Using a Cyber Defense Competition to provide a hands-on opportunity for students to test their skills and develop team based management skills in an operational business environment impacts many constituencies. Participating students learn in a true active learning environment. Instructors are able to evaluate the thoroughness of their curriculum in its intended setting. Other students learn as teams prepare for the competition.
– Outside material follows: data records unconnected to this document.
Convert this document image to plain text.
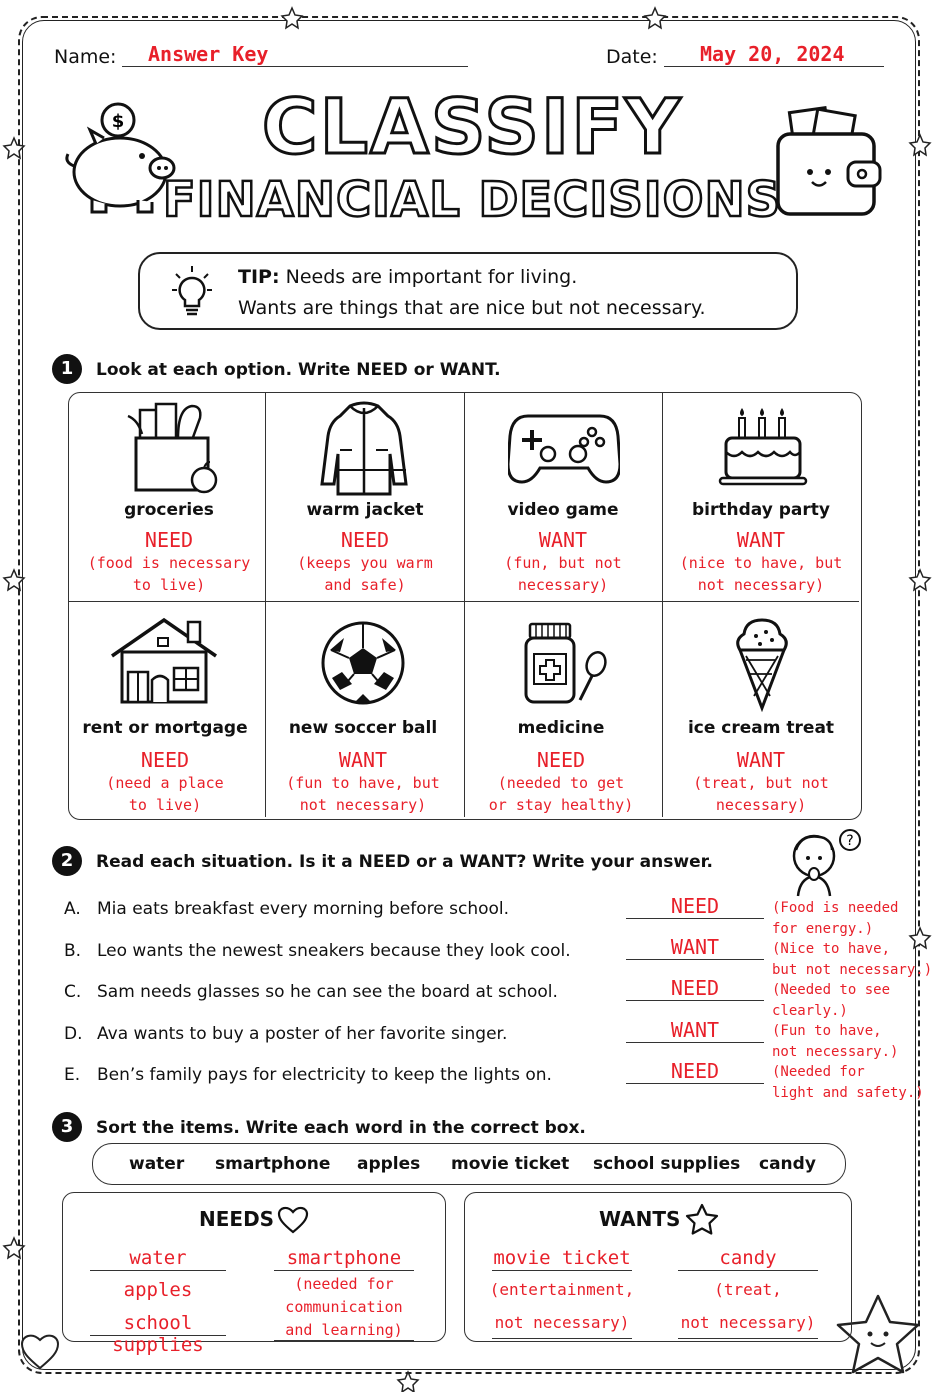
Name: Answer Key	Date: May 20, 2024
$	CLASSIFY
FINANCIAL DECISIONS
TIP: Needs are important for living.
Wants are things that are nice but not necessary.
1	Look at each option. Write NEED or WANT.
groceries
NEED
(food is necessary
to live)
warm jacket
NEED
(keeps you warm
and safe)
video game
WANT
(fun, but not
necessary)
birthday party
WANT
(nice to have, but
not necessary)
rent or mortgage
NEED
(need a place
to live)
new soccer ball
WANT
(fun to have, but
not necessary)
medicine
NEED
(needed to get
or stay healthy)
ice cream treat
WANT
(treat, but not
necessary)
2	Read each situation. Is it a NEED or a WANT? Write your answer.
?
A. Mia eats breakfast every morning before school.	NEED
B. Leo wants the newest sneakers because they look cool.	WANT
C. Sam needs glasses so he can see the board at school.	NEED
D. Ava wants to buy a poster of her favorite singer.	WANT
E. Ben’s family pays for electricity to keep the lights on.	NEED
(Food is needed
for energy.)
(Nice to have,
but not necessary.)
(Needed to see
clearly.)
(Fun to have,
not necessary.)
(Needed for
light and safety.)
3	Sort the items. Write each word in the correct box.
water smartphone apples movie ticket school supplies candy
NEEDS
water
apples
school supplies
smartphone
(needed for
communication
and learning)
WANTS
movie ticket
(entertainment,
not necessary)
candy
(treat,
not necessary)
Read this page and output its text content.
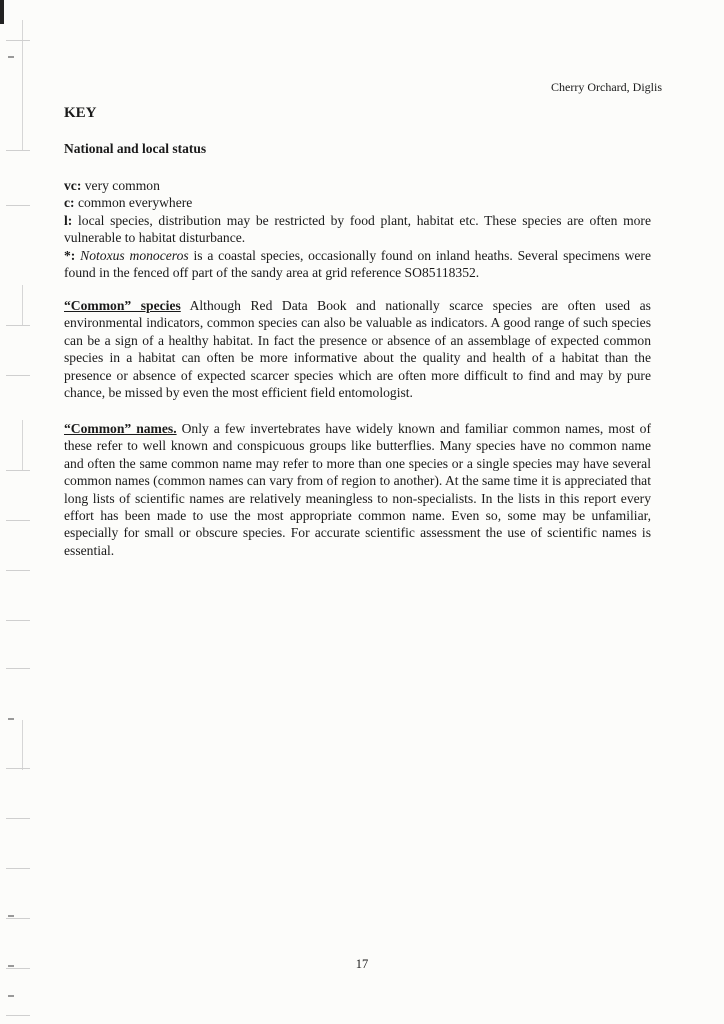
Cherry Orchard, Diglis
KEY
National and local status
vc: very common
c: common everywhere
l: local species, distribution may be restricted by food plant, habitat etc. These species are often more vulnerable to habitat disturbance.
*: Notoxus monoceros is a coastal species, occasionally found on inland heaths. Several specimens were found in the fenced off part of the sandy area at grid reference SO85118352.
“Common” species Although Red Data Book and nationally scarce species are often used as environmental indicators, common species can also be valuable as indicators. A good range of such species can be a sign of a healthy habitat. In fact the presence or absence of an assemblage of expected common species in a habitat can often be more informative about the quality and health of a habitat than the presence or absence of expected scarcer species which are often more difficult to find and may by pure chance, be missed by even the most efficient field entomologist.
“Common” names. Only a few invertebrates have widely known and familiar common names, most of these refer to well known and conspicuous groups like butterflies. Many species have no common name and often the same common name may refer to more than one species or a single species may have several common names (common names can vary from of region to another). At the same time it is appreciated that long lists of scientific names are relatively meaningless to non-specialists. In the lists in this report every effort has been made to use the most appropriate common name. Even so, some may be unfamiliar, especially for small or obscure species. For accurate scientific assessment the use of scientific names is essential.
17
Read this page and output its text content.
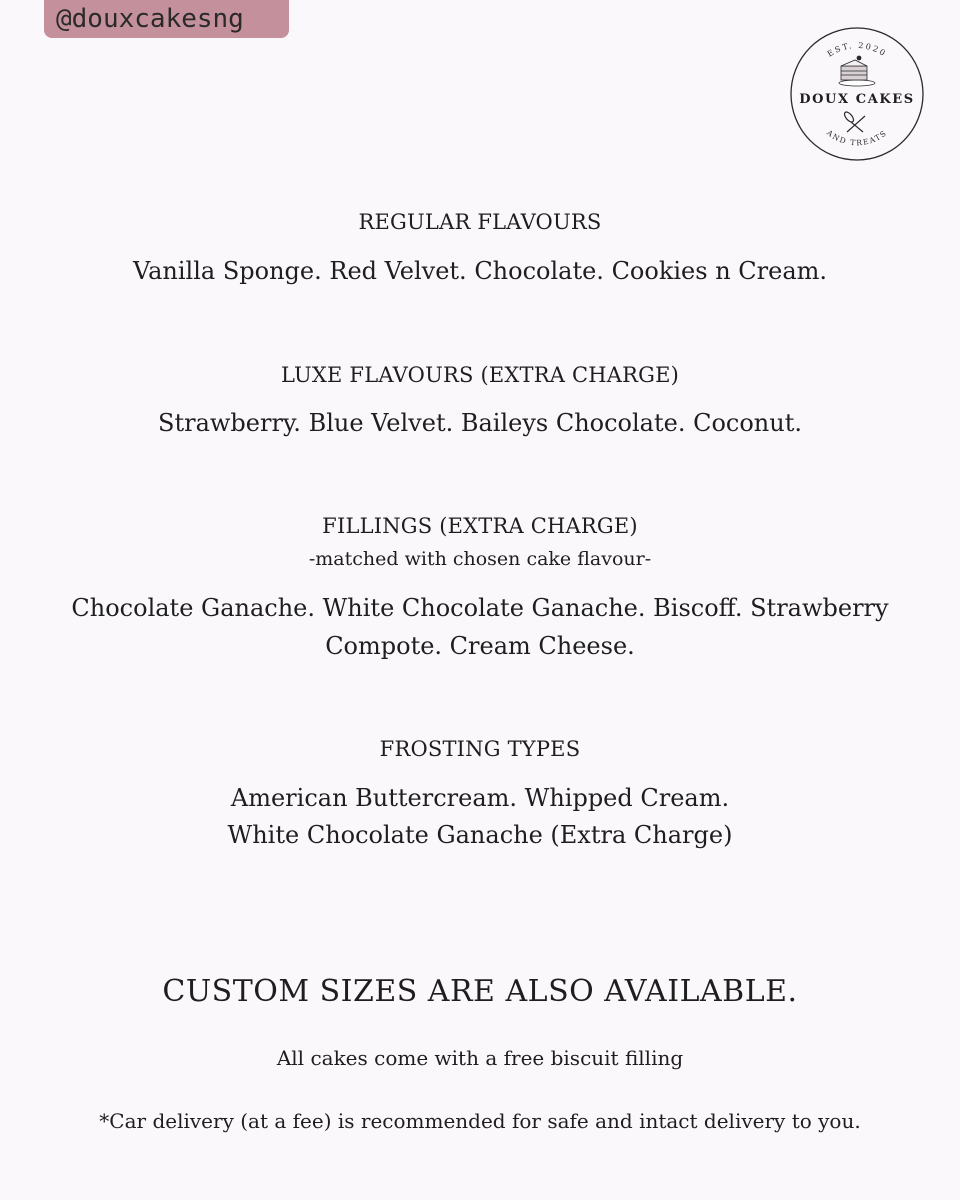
@douxcakesng
EST. 2020
DOUX CAKES
AND TREATS
REGULAR FLAVOURS
Vanilla Sponge. Red Velvet. Chocolate. Cookies n Cream.
LUXE FLAVOURS (EXTRA CHARGE)
Strawberry. Blue Velvet. Baileys Chocolate. Coconut.
FILLINGS (EXTRA CHARGE)
-matched with chosen cake flavour-
Chocolate Ganache. White Chocolate Ganache. Biscoff. Strawberry
Compote. Cream Cheese.
FROSTING TYPES
American Buttercream. Whipped Cream.
White Chocolate Ganache (Extra Charge)
CUSTOM SIZES ARE ALSO AVAILABLE.
All cakes come with a free biscuit filling
*Car delivery (at a fee) is recommended for safe and intact delivery to you.
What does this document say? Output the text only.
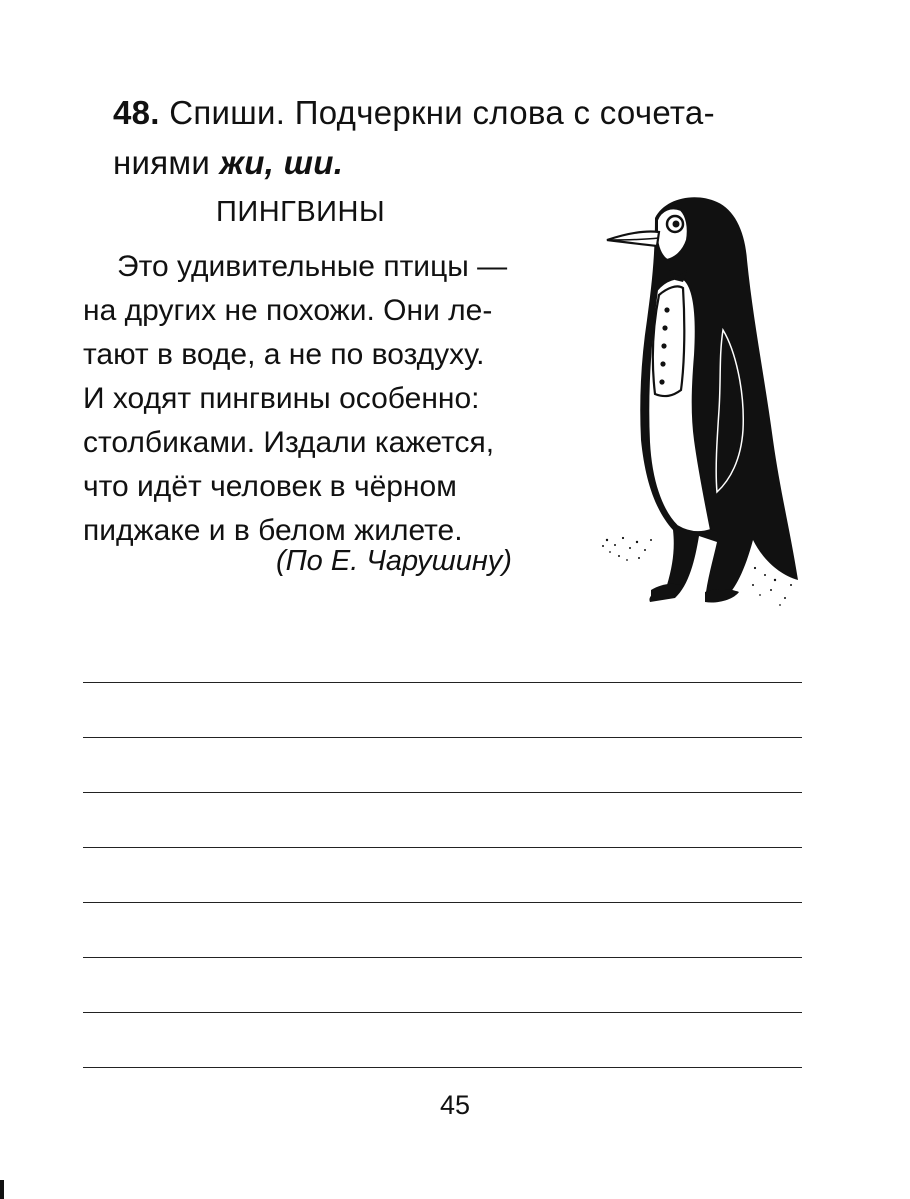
48. Спиши. Подчеркни слова с сочета-
ниями жи, ши.
ПИНГВИНЫ
Это удивительные птицы —
на других не похожи. Они ле-
тают в воде, а не по воздуху.
И ходят пингвины особенно:
столбиками. Издали кажется,
что идёт человек в чёрном
пиджаке и в белом жилете.
(По Е. Чарушину)
45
In the end, everyone feels they had learned important lessons.

CSI’s team was made up of PH.D. students and researchers who specialize in a wide variety of subject matters from network security and structures to software and device penetration and exploitation.  Their advisor, George Osterholt, is a support manager with a penchant for lock picking, both physical and virtual.  Team members included Gianpaolo Russo, Dongyong Kim, Omkar Bhide, Kaushik Srinivasan, and Matt Remmel.

Their challenge was to defend the country of Pangea against attacks by neighboring countries.  In particular they had to keep the power and water systems running and secure while also supporting and securing standard user services to their people.  This required access and function while defending critical security systems.  It was not a simple challenge.

 

Our team did a superb job defending their systems, only getting successfully attacked once and having to offline their system for a quick rebuild.  Fully prepared for a variety of eventualities, our team had extra hardware on hand that allowed them to cut off access to the attacker and get their systems back on line.  Additionally, team members were able to quickly identify the hole the Red Team (attackers) used to breach their network and no second attack was successful.